Chery’s AiMOGA Robot Pushes Beyond Showrooms, Eyeing Hospitals and Public Services

Chery is widening its technology push in Indonesia with AiMOGA, a humanoid and service robot platform built around artificial intelligence. The company is no longer presenting robotics as a display item alone, but as a system intended for practical roles in customer service, healthcare, education, and public-facing operations.

At the center of that plan is Mornine, a humanoid robot designed for direct interaction with people. Chery has also introduced Argos, a robot dog that expands AiMOGA’s reach into family companionship, education, and commercial use.

What Mornine is built to do

Mornine is the most visible example of AiMOGA’s service ambitions. The humanoid robot stands 167 centimeters tall, weighs about 70 kilograms, and carries 40 Degree of Freedom, or DOF, for more flexible movement that is closer to human motion.

That design supports a range of service tasks. According to AIMOGA Deputy Director of International Business Sam Kwok, Mornine can handle customer-facing duties, speak more than 10 languages, provide information, and even serve drinks.

The combination of physical movement and conversational ability is why the robot is being positioned for dealership sales support and interactive customer service. In a retail environment, those functions could make Mornine part of the front line rather than a novelty on display.

Healthcare and public-service roles are also in development

AiMOGA’s roadmap goes beyond car showrooms. The company is developing a nursing robot for hospital environments, with functions aimed at helping patients locate the right clinic area, offering basic information, and supporting navigation inside hospitals.

Another concept under development is a traffic police robot. That role is intended to help manage vehicle flow while reducing the risks faced by officers working on the road.

These directions show that Chery and AiMOGA are targeting more than the automotive market. They are also looking at service sectors where consistent, safe, and efficient interaction could matter just as much as technical novelty.

AI, camera systems, and LiDAR are core to the platform

AiMOGA robots rely on artificial intelligence combined with modern sensors, including cameras and LiDAR, to recognize their surroundings. That setup is meant to help the robots navigate and interact more accurately in busy places such as dealerships and hospitals.

The company also says AiMOGA can integrate with multiple AI models, including ChatGPT and DeepSeek. That integration is designed to strengthen communication and make human-machine interaction feel more natural across different service scenarios.

Argos follows a different path. The robot dog is designed as a family companion, while also being suitable for education and commercial use.

Why Indonesia matters to Chery’s robotics plan

AiMOGA sees Indonesia as a promising market for robotics and artificial intelligence development. That is why the country has been included in the company’s expansion plans in Southeast Asia.

Sam Kwok said the company’s focus is not limited to demonstrations of technology. AiMOGA wants to deliver robots that create practical value in everyday life.

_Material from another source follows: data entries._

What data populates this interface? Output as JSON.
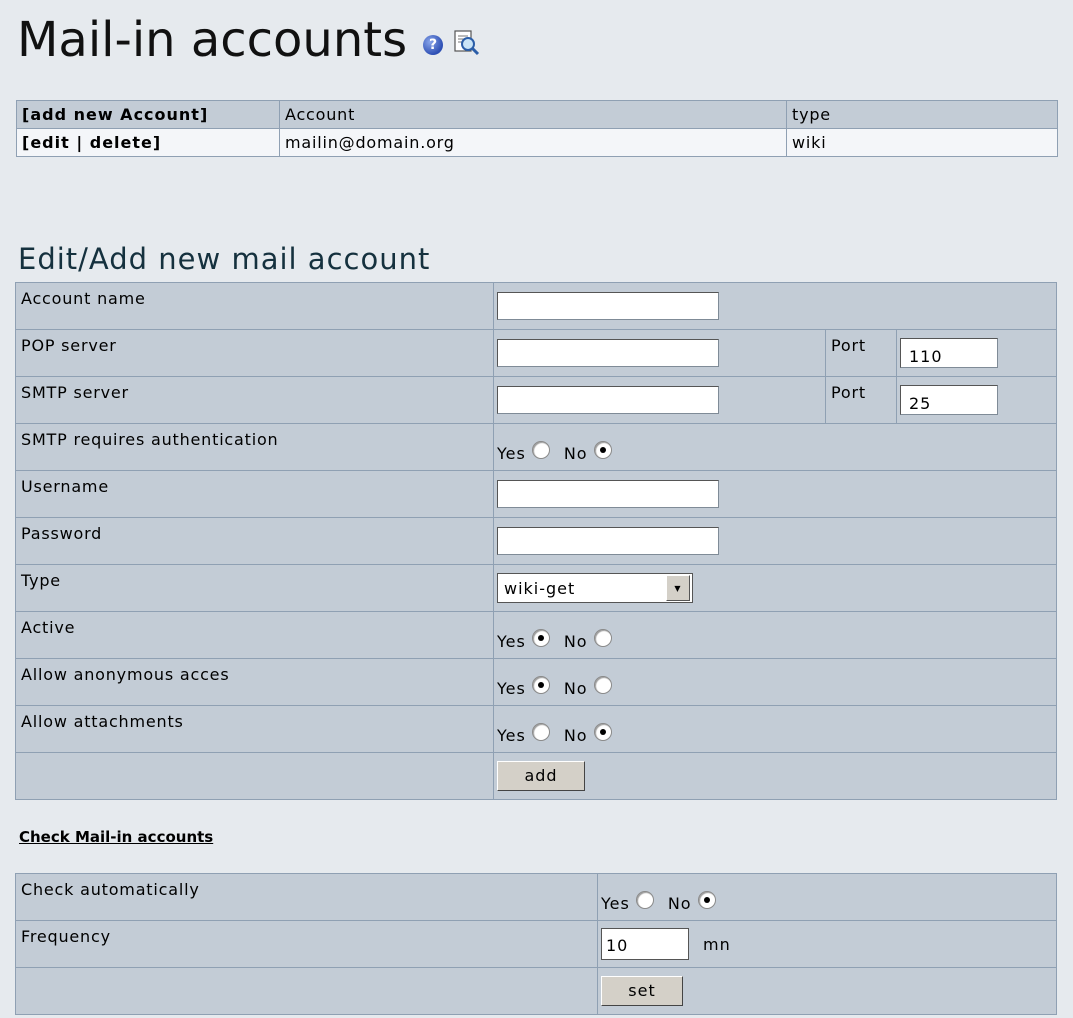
{
  "page_title": "Mail-in accounts",
  "accounts_table": {
    "headers": [
      "[add new Account]",
      "Account",
      "type"
    ],
    "rows": [
      {
        "actions": "[edit | delete]",
        "account": "mailin@domain.org",
        "type": "wiki"
      }
    ]
  },
  "edit_section": {
    "title": "Edit/Add new mail account",
    "account_name_label": "Account name",
    "pop_server_label": "POP server",
    "pop_port_label": "Port",
    "pop_port_value": "110",
    "smtp_server_label": "SMTP server",
    "smtp_port_label": "Port",
    "smtp_port_value": "25",
    "smtp_auth_label": "SMTP requires authentication",
    "username_label": "Username",
    "password_label": "Password",
    "type_label": "Type",
    "type_value": "wiki-get",
    "active_label": "Active",
    "anon_label": "Allow anonymous acces",
    "attach_label": "Allow attachments",
    "yes_label": "Yes",
    "no_label": "No",
    "add_button": "add",
    "smtp_auth_selected": "No",
    "active_selected": "Yes",
    "anon_selected": "Yes",
    "attach_selected": "No"
  },
  "check_section": {
    "title": "Check Mail-in accounts",
    "auto_label": "Check automatically",
    "auto_selected": "No",
    "frequency_label": "Frequency",
    "frequency_value": "10",
    "frequency_unit": "mn",
    "set_button": "set"
  },
  "icons": [
    "help-icon",
    "search-doc-icon"
  ]
}
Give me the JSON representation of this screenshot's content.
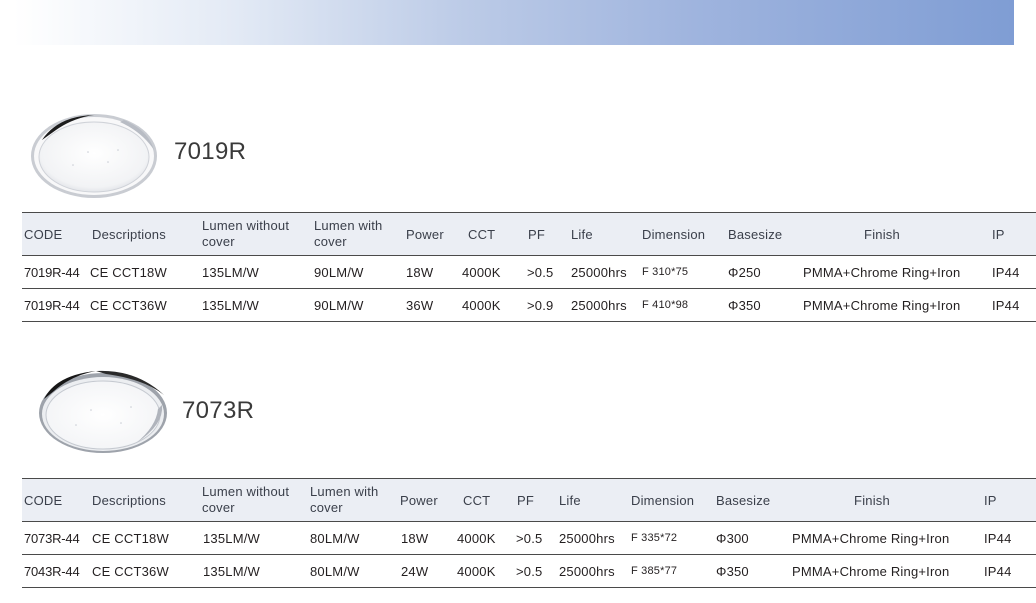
{
  "headers": {
    "code": "CODE",
    "descriptions": "Descriptions",
    "lumen_without": "Lumen without cover",
    "lumen_with": "Lumen with cover",
    "power": "Power",
    "cct": "CCT",
    "pf": "PF",
    "life": "Life",
    "dimension": "Dimension",
    "base_size": "Basesize",
    "finish": "Finish",
    "ip": "IP"
  },
  "products": [
    {
      "title": "7019R",
      "rows": [
        {
          "code": "7019R-44",
          "desc": "CE CCT18W",
          "lumen_without": "135LM/W",
          "lumen_with": "90LM/W",
          "power": "18W",
          "cct": "4000K",
          "pf": ">0.5",
          "life": "25000hrs",
          "dimension": "F 310*75",
          "base": "Φ250",
          "finish": "PMMA+Chrome  Ring+Iron",
          "ip": "IP44"
        },
        {
          "code": "7019R-44",
          "desc": "CE CCT36W",
          "lumen_without": "135LM/W",
          "lumen_with": "90LM/W",
          "power": "36W",
          "cct": "4000K",
          "pf": ">0.9",
          "life": "25000hrs",
          "dimension": "F 410*98",
          "base": "Φ350",
          "finish": "PMMA+Chrome  Ring+Iron",
          "ip": "IP44"
        }
      ]
    },
    {
      "title": "7073R",
      "rows": [
        {
          "code": "7073R-44",
          "desc": "CE CCT18W",
          "lumen_without": "135LM/W",
          "lumen_with": "80LM/W",
          "power": "18W",
          "cct": "4000K",
          "pf": ">0.5",
          "life": "25000hrs",
          "dimension": "F 335*72",
          "base": "Φ300",
          "finish": "PMMA+Chrome  Ring+Iron",
          "ip": "IP44"
        },
        {
          "code": "7043R-44",
          "desc": "CE CCT36W",
          "lumen_without": "135LM/W",
          "lumen_with": "80LM/W",
          "power": "24W",
          "cct": "4000K",
          "pf": ">0.5",
          "life": "25000hrs",
          "dimension": "F 385*77",
          "base": "Φ350",
          "finish": "PMMA+Chrome  Ring+Iron",
          "ip": "IP44"
        }
      ]
    }
  ]
}
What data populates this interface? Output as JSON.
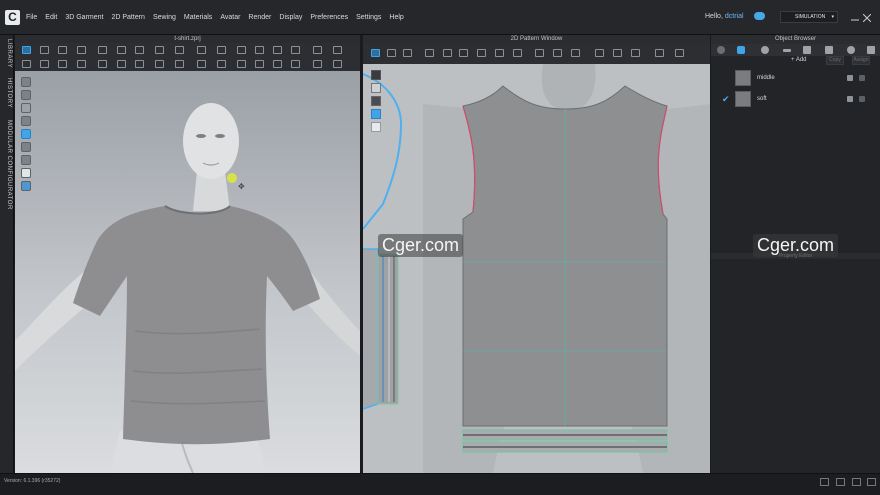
{
  "app": {
    "logo_letter": "C"
  },
  "menu": [
    "File",
    "Edit",
    "3D Garment",
    "2D Pattern",
    "Sewing",
    "Materials",
    "Avatar",
    "Render",
    "Display",
    "Preferences",
    "Settings",
    "Help"
  ],
  "user": {
    "greeting": "Hello,",
    "name": "dctrial"
  },
  "mode": {
    "label": "SIMULATION"
  },
  "side_tabs": [
    "LIBRARY",
    "HISTORY",
    "MODULAR CONFIGURATOR"
  ],
  "viewport3d": {
    "title": "t-shirt.zprj"
  },
  "pattern2d": {
    "title": "2D Pattern Window"
  },
  "object_browser": {
    "title": "Object Browser",
    "add_label": "+ Add",
    "btn_copy": "Copy",
    "btn_assign": "Assign",
    "fabrics": [
      {
        "name": "middle",
        "selected": false
      },
      {
        "name": "soft",
        "selected": true
      }
    ]
  },
  "property_editor": {
    "title": "Property Editor"
  },
  "status": {
    "version": "Version: 6.1.396 (r35272)"
  },
  "watermarks": [
    "Cger.com",
    "Cger.com"
  ],
  "colors": {
    "accent": "#3fa4ea",
    "garment": "#8e8e90",
    "pattern_bg": "#bdc0c3"
  }
}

To support that strategy, the company is leaning on Chery’s global network, which spans more than 130 countries and regions. AiMOGA believes that reach can help speed up robotics adoption across different markets.

In Indonesia, the company is also open to collaboration with private companies, the government, educational institutions, healthcare facilities, and research organizations. The goal is to build a robotics ecosystem that matches local market needs and creates room for more relevant use cases.

The robots have not yet entered general sales in Indonesia. Chery is still offering special-order opportunities for interested parties, while Head of Brand and Marketing of Chery Business Unit Arthur Panggabean said the prices have not been announced publicly.

That leaves AiMOGA in an early but notable stage of expansion, with Mornine and Argos serving as the first visible signs of how Chery wants to move from vehicles into service robots with broader real-world applications.